NIAGARA FALLS, N.Y. — The superintendent of the Niagara Falls City School District wants to update the district's health and sex education programs. Thursday, the public weighed-in on his proposal.
Right now, the district teaches abstinence-only sex education.
"I think we're meeting kids in the situation where it's at. So, I don't think that it's a revolutionary idea. I think it's an idea that's time has come," said superintendent Mark Laurrie.
Laurrie says the abstinence-only sex education approach is not working. He points to stats from the New York State Department of Health which show teen pregnancy rates in some parts of Niagara Falls are double the state average.
"While you may see slight declines in the pregnancy rates, we're starting from a very high number, and that has to be decreased, and I don't think we as a district have done enough to educate kids to make that happen," Laurrie said.
Ten out of the 11 speakers support Laurrie's proposal.
"I've seen groups of girls on the elevator together pregnant. And I've seen, I've met many boys who have turned out to be fathers. I know too many students with children than is ever acceptable," said Niagara Falls High School Senior Olivia Adams.
The superintendent's proposal is a comprehensive health education program. It includes everything from teaching kids how to take care of their bodies, to proper dental care, and sexual education. The district would partner with independent groups like the Community Health Care Center, which would park its mobile unit at the high school to give students access to health care, dental care, and contraceptives. Native American Services and Planned Parenthood could also be involved.

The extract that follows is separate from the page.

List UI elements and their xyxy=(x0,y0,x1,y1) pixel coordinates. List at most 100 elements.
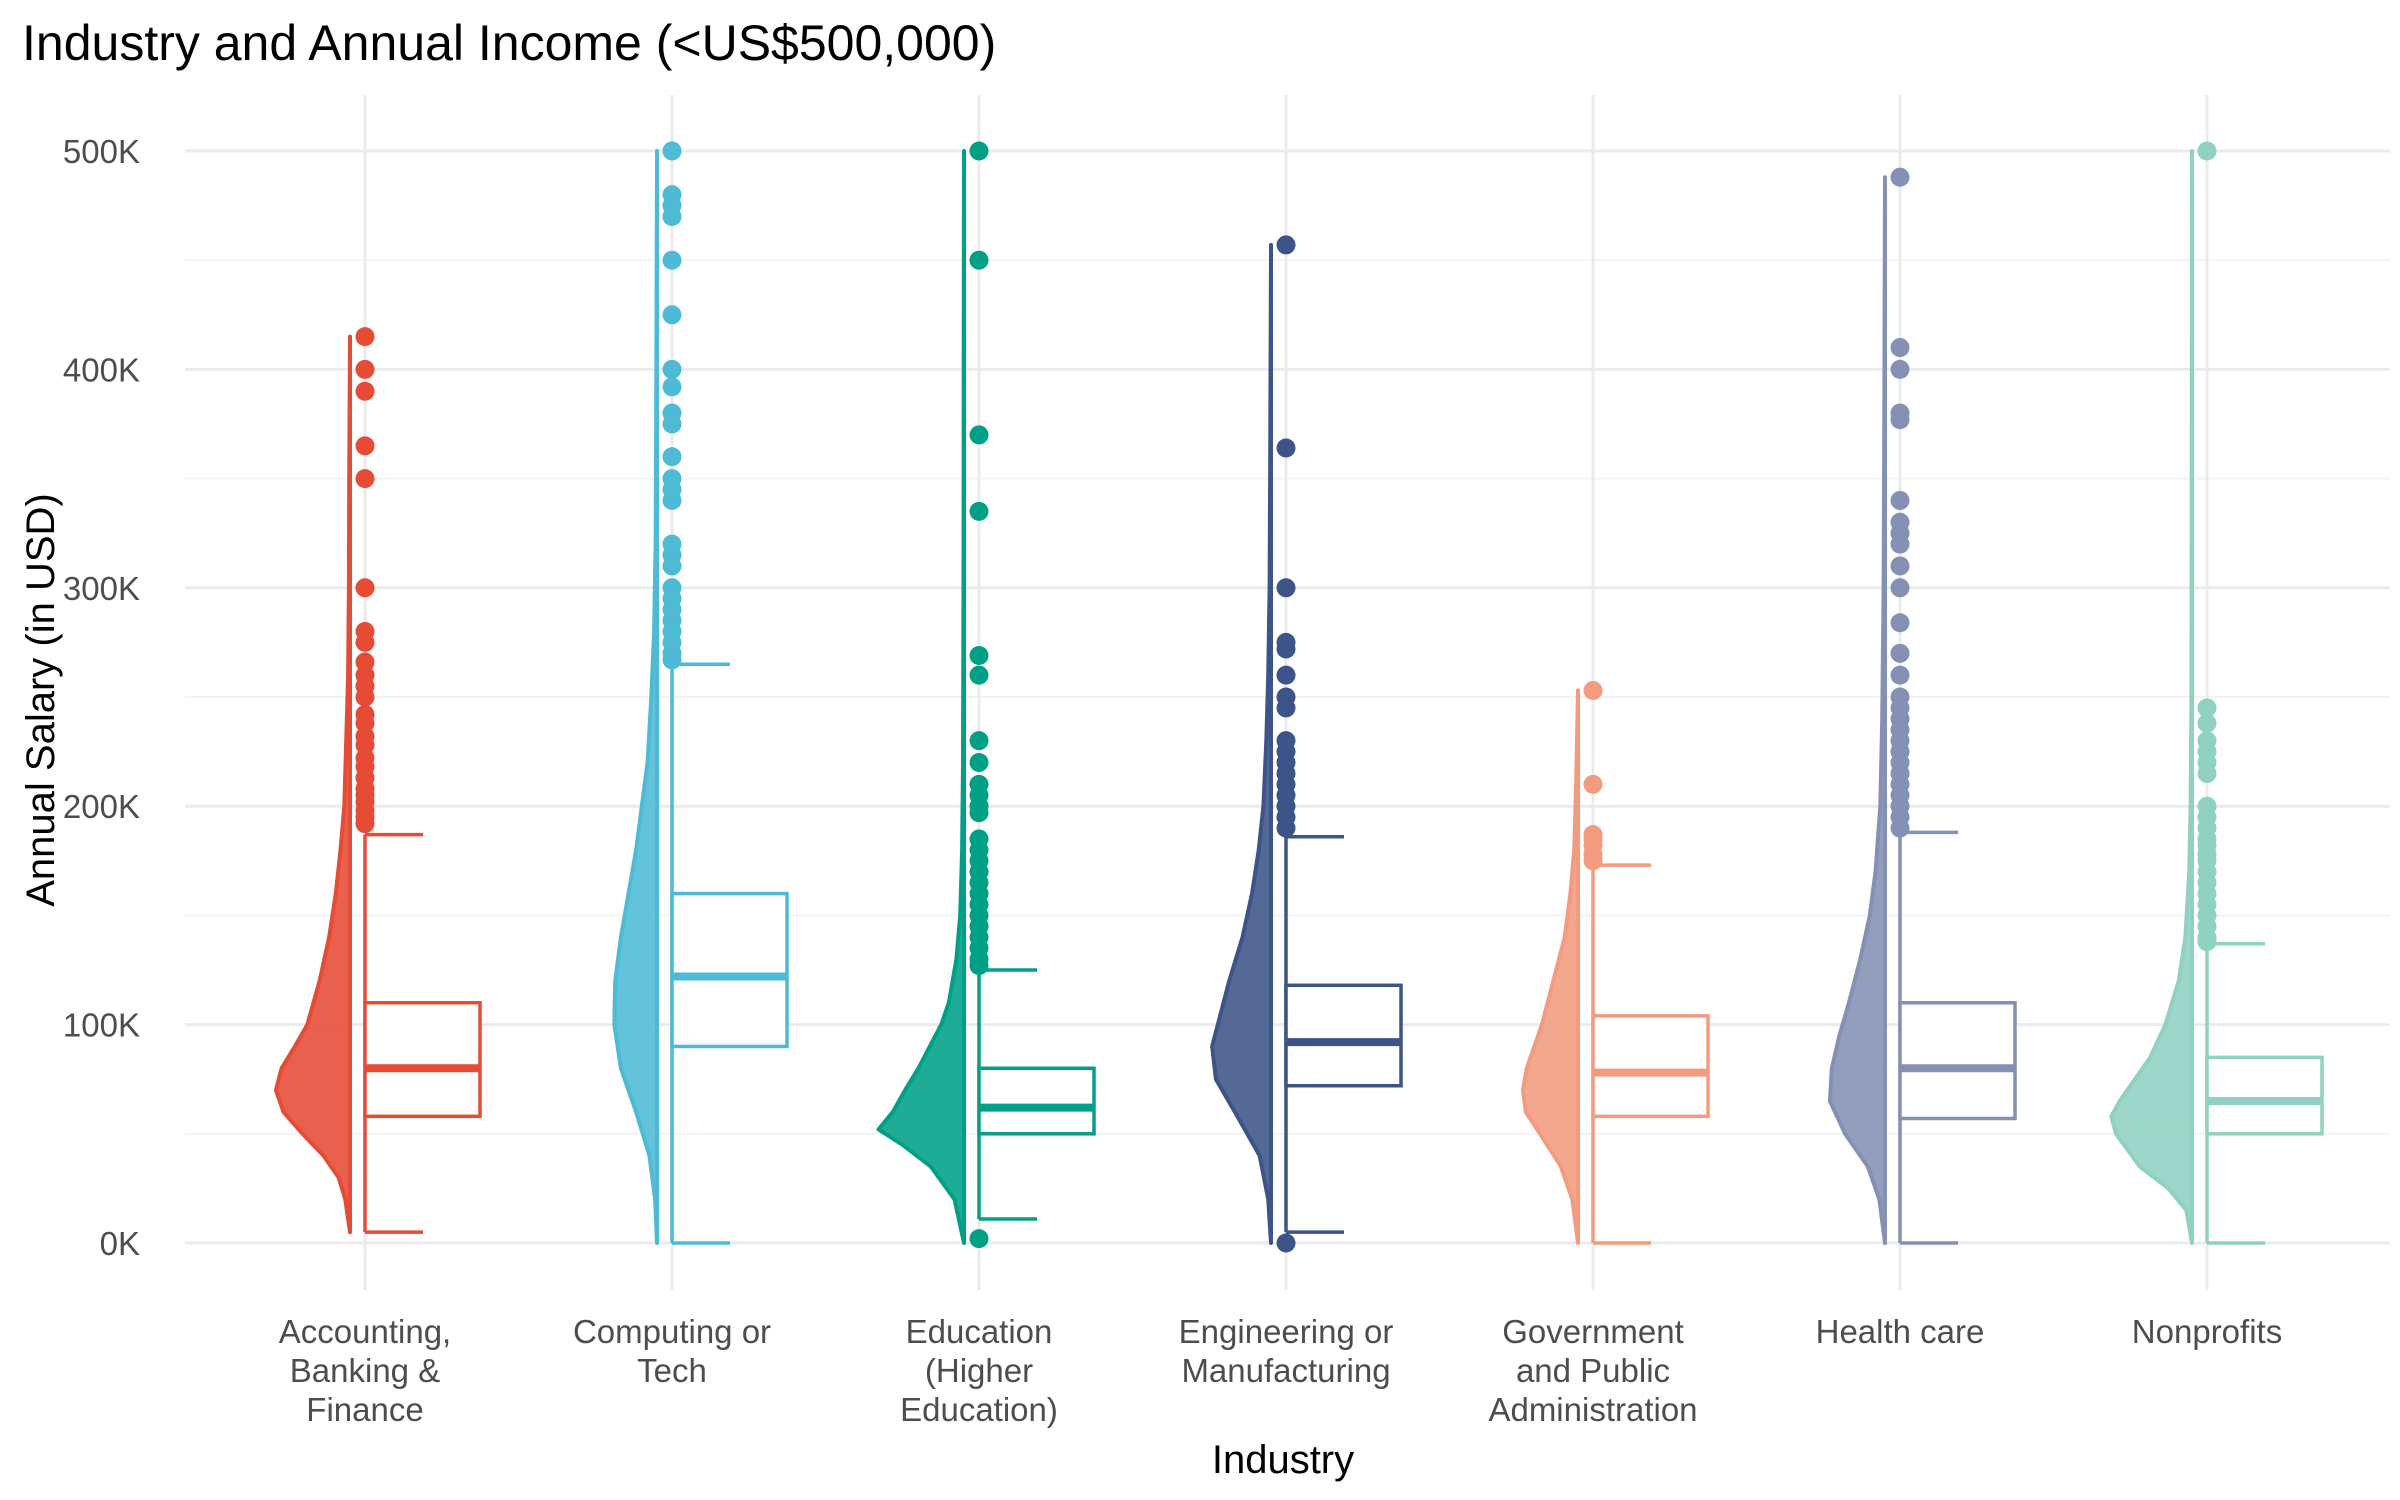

Only one speaker opposed Laurrie's plan.
"Anybody who is connected with Planned Parenthood is connected with each and every act that Planned Parenthood does," Gary Boisclair said.
"I do think it's a school issue. Why is it a school issue? Because our graduation rate is not where it should be, and I think that this isn't the panacea to move that graduation rate, but it's certainly going to move the needle in my opinion," Laurrie said.
The school board is expected to vote on the final proposal next month. If approved, the new programs would roll out in February or March.